前半4分、福岡にゴール前右サイドのFKを与え、FWウェリントンに豪快なヘディングで決められた。警戒していたセットプレーから先制を許した。しかし同16分、DF藤田義明(33)がペナルティーエリア内で倒され、PKを獲得。ジェイがゴール右下に冷静に決め、すぐさま同点に追いついた。キックの前、何度も叫んだ相手GKイ・ボムヨンに反撃するべく、両手を広げて大声をあげる気の強さもみせた。
ジェイは浦和戦(2-1)、柏戦(2-2)に続いて、初の3戦連発を達成。磐田では2011年のFW前田遼一(34=東京)以来で、チームを代表する過去のエースに肩を並べた。「いいパフォーマンスで、チームに貢献したい。ホームでいい成績を残したい」という言葉通り、結果を残した。

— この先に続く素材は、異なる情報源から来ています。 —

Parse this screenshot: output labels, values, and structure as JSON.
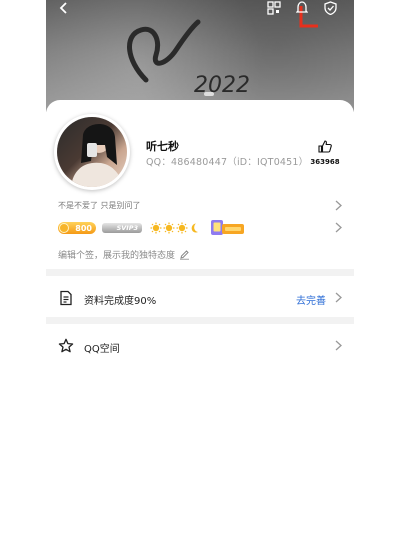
{
  "cover": {
    "scribble_text": "2022",
    "red_mark_color": "#e8301c"
  },
  "topbar": {
    "icons": [
      "back-arrow-icon",
      "qr-code-icon",
      "bell-icon",
      "shield-icon"
    ]
  },
  "profile": {
    "name": "听七秒",
    "qq_line": "QQ：486480447（iD：IQT0451）",
    "like_count": "363968"
  },
  "sign_row": {
    "text": "不是不爱了 只是别问了"
  },
  "badges": {
    "level": "800",
    "vip": "SVIP3"
  },
  "signature": {
    "text": "编辑个签，展示我的独特态度"
  },
  "profile_completion": {
    "label": "资料完成度90%",
    "action": "去完善",
    "accent": "#2b6cd6"
  },
  "qzone": {
    "label": "QQ空间"
  }
}
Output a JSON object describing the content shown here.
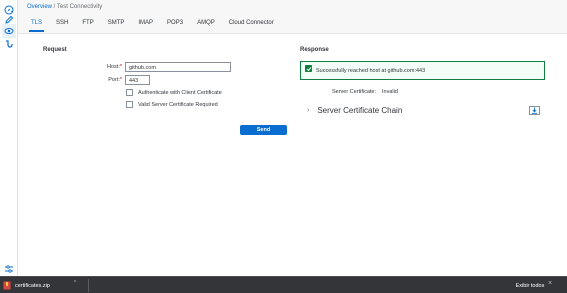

その後は、勝利への強い執念を見せた。DF中村太がウェリントンと激しく接触して倒れると、ジェイが相手へ激しく詰め寄る場面もあり、熱い気持ちがぶつかり合う激戦となった。しかし、同ロスタイムにカウンターから再び失点を許し、チームは福岡を追いかける展開となった。
名波浩監督(43)は、今季初先発に抜てきしたMF川辺駿(20)に代えて、後半からMF山本康裕(26)を投入。ボールを保持する時間が多くなり、攻撃にリズムが戻った。同27分、山本のパスから、再びジェイが、角度のない左サイド位置からゴール右隅に鮮やかに決めた。チームを救う文字通りのスーパーゴールだった。
守備にも貢献し、サイドにも動いたジェイはその後、FW斉藤和樹(27)と交代。ピッチを去る際は、サポーターの声援に手を挙げて応えた。しかし、ジェイの去ったチームは追加点を奪えず、終了間際にGKカミンスキー(25)の好セーブで勝ち点1。名波監督が「この試合に勝たなければ意味がない」と今季のリーグ前半戦の重要ポイントに挙げていた一戦だったが、外国人2人に何とか救われたゲームになった。